One of the friends I made built movie sets for motion pictures and television series in Atlanta. Over cigarettes and breakfast (black coffee and Western omelettes) he’d regale us with his tales of Spaghetti Junction and the pernicious toll of his cocaine addiction while building sets for a blockbuster science fiction series set in the 1980s.

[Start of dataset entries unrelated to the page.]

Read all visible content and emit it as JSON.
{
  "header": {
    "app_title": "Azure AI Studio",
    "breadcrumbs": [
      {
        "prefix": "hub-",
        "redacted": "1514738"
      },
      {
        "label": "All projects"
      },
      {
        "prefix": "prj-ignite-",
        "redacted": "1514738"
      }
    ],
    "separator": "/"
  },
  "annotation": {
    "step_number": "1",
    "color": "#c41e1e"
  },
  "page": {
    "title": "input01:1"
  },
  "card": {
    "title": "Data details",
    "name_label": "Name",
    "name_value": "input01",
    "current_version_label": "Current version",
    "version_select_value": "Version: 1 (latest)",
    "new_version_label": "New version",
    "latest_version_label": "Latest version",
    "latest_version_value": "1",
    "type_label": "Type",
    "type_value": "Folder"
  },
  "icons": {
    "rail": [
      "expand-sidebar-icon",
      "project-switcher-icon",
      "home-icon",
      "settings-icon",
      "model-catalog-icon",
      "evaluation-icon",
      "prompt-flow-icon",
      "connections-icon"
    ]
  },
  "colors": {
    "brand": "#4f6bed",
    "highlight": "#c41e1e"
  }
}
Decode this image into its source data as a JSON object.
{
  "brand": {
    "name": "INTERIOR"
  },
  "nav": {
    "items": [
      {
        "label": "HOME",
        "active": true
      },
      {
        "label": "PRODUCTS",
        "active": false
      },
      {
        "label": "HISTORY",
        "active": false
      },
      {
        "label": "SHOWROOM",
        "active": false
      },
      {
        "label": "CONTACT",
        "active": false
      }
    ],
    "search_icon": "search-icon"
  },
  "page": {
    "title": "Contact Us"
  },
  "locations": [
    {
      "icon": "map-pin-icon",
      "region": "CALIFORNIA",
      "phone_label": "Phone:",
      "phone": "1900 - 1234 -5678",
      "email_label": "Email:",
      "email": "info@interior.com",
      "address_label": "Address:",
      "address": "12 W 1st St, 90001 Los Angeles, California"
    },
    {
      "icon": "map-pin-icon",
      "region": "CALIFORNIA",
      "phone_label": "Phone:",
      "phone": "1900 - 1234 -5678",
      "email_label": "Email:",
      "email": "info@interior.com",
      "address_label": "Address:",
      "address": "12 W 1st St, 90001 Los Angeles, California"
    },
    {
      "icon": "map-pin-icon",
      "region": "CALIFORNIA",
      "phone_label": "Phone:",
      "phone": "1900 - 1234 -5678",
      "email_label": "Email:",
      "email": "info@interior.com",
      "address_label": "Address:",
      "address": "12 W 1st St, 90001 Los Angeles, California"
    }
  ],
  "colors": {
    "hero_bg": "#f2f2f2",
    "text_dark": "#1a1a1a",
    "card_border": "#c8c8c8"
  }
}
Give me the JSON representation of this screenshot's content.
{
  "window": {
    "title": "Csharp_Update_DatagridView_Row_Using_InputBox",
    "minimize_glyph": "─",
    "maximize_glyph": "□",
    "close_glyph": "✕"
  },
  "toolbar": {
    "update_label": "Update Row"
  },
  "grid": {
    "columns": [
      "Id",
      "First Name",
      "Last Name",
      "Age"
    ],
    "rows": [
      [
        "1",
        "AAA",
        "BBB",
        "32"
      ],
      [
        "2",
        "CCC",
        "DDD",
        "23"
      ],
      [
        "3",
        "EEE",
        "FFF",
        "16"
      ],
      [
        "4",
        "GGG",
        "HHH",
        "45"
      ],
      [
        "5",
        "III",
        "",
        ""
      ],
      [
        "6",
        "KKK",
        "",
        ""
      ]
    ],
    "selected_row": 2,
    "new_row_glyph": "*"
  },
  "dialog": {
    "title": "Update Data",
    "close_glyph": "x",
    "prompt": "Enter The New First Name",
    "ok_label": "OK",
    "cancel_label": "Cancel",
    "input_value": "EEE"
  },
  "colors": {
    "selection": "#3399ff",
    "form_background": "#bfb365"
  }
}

He was an insomniac so they prescribed him Seroquel and that gentleman from Georgia could be found every midnight blue evening in the cafeteria of our clinic, a bag of Famous Amos chocolate chip cookies poured into a styrofoam bowl so he could pour 2% milk over it and eat it like cereal.
A while later, a woman moved into the clinic who liked my croissant necklace. She taught everyone how to make prison milkshakes. I’d often wander in, drowsy from Hydroxyzine, an American Spirit splayed between my fingertips, and she and I would talk at length about 1980s movies. She was a huge fan of Fast Times at Ridgemont High. We became friends by the pool one afternoon when I saw her wearing a t-shirt with Sean Penn’s face on it.
One day before I left the clinic, Labyrinth was playing on the cafeteria’s television set. I paused, thinking of erstwhile friends back home. It was the scene where Sarah sees the old woman with the junk on her back. She was stuck in her childhood room only it wasn’t, and I kept thinking about all those benders and the Pinot Noir I spilled on the beige carpet after my mother died.